- Developer: Eugen Systems
- Publisher: Eugen Systems
- Director: Alexis Le Dressay
- Engine: Iriszoom
- Platform: Windows
- Release: 23 May 2024
- Genres: Real-time strategy, real-time tactics, turn-based strategy
- Modes: Single-player, multiplayer

= Warno (video game) =

2024 video game

Warno is a 2024 real-time tactics and turn-based strategy video game created and published by Eugen Systems, released into early access on 20 January 2022, and fully released on May 23, 2024. A spiritual successor to Wargame: European Escalation, also developed by Eugen, it takes place in a Cold War gone hot setting along the Inner German Border and Czechoslovakia, portraying a conventional conflict between NATO and the Warsaw Pact.

== Gameplay ==
Warno is a strategy game with a real-time tactical layer (for the missions & map levels) and a turn-based strategic layer (for the Army General campaigns). Players control individual units meant to represent historical military vehicles and infantry formations of the Cold War. There are many game modes in Warno focusing on various goals, such as acquiring an amount of points from objectives in the Conquest mode or destroying a number of enemy units in Destruction. The game is played by anywhere between 1 and 20 people, with multiplayer games scaling up to 10 versus 10. Single-player play takes the form of skirmishes against the AI, scripted battles set in specific places, and a turn-based strategic campaign.

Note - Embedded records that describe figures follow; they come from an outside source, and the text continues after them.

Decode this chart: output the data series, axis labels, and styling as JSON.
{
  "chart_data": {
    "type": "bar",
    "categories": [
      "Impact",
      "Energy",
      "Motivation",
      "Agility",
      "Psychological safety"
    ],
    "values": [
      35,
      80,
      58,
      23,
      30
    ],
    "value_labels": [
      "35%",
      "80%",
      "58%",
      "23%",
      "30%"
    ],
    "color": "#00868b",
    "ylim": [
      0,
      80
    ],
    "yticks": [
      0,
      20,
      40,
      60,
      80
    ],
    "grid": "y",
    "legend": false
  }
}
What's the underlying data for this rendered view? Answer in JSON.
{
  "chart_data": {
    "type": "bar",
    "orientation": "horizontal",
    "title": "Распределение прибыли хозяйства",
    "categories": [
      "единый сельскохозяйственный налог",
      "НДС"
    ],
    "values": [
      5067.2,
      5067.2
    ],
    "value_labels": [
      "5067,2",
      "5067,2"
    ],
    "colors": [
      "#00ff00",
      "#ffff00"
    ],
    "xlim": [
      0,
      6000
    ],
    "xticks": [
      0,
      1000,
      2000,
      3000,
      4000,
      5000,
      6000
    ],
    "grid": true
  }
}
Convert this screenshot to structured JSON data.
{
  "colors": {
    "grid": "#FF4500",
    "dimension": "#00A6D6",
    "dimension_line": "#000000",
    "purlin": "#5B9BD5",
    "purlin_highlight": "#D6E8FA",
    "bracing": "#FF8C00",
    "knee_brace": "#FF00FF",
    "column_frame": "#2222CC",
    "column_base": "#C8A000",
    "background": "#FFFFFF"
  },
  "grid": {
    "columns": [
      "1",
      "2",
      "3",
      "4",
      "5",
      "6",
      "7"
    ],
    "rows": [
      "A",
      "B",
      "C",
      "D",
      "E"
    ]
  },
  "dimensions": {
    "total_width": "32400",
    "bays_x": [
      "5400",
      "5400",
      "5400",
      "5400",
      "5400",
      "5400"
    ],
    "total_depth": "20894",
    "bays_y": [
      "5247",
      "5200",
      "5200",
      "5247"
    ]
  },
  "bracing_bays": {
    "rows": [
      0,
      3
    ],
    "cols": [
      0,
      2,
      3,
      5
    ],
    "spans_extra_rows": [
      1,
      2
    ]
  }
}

In both multiplayer and single-player modes, all players receive a ticking income of points to spend on deployable units, such as infantry, artillery, tanks, reconnaissance units, air defense units, attack helicopters, helicopter-borne infantry, and aircraft. The units available to the player depend on their chosen battlegroup. Various battlegroups have different specializations, such as a focus on infantry combat or combined arms warfare. Some basic unit functions can be assigned to the AI, but a majority of actions are done by the player. Units are controlled in real time.

The playable formations (known as 'Battlegroups') in game are inspired from the orders of battle of divisions, regiments, and some corps that would have likely engaged each other during the initial stages of war along the German border in the year 1989, such as the American 11th Armored Cavalry Regiment or the Soviet 79th Guards Tank Division. NATO forces are exclusively those based out of CENTAG, the NATO formation which served in Central Europe, especially Germany.

While the tactical gameplay is similar to Wargame, Warno has received considerable quality of life improvements and gameplay changes seen in the Steel Division titles, including allowing the AI to carry out smart orders for player units, the reworked deck system incorporating the orders of battle of in-game divisions, and variants and traits of units in the armory. Warno also incorporated dedicated single-player content, such as (turn-based) Army General campaigns and (real-time) Operations, from Steel Division 2. The game includes a basic map editor for player use which allows for simple asset manipulation.

==Plot==
The story of Warno takes place in an alternate world of 1989. The point of divergence is in April 1987 when hardliners stage a coup against Mikhail Gorbachev due to his perestroika reforms. The Communist Party, KGB, and Soviet Army form a troika to restore glory to the Soviet Union. Unrest in the Baltic and Armenia is crushed and, spurred on by the inaction of the West, the USSR launches a takeover of Finland, installing a pro-Soviet government and bringing that country firmly in their sphere of influence. This spurs the West, led by the United States under Ronald Reagan, to increase military spending. Western sanctions and increased military spending leads to food shortages and an oil crisis in the Soviet Union. Meanwhile, NATO plans to conduct a larger than ever Exercise Reforger in September 1989, which the paranoid troika fears is a cover for conflict. Under the cover of their own Zapad exercise in the summer, the Warsaw Pact prepares to strike first.

Across the Inner German Border and the other borders between NATO countries and those of the Warsaw Pact, attacks erupt.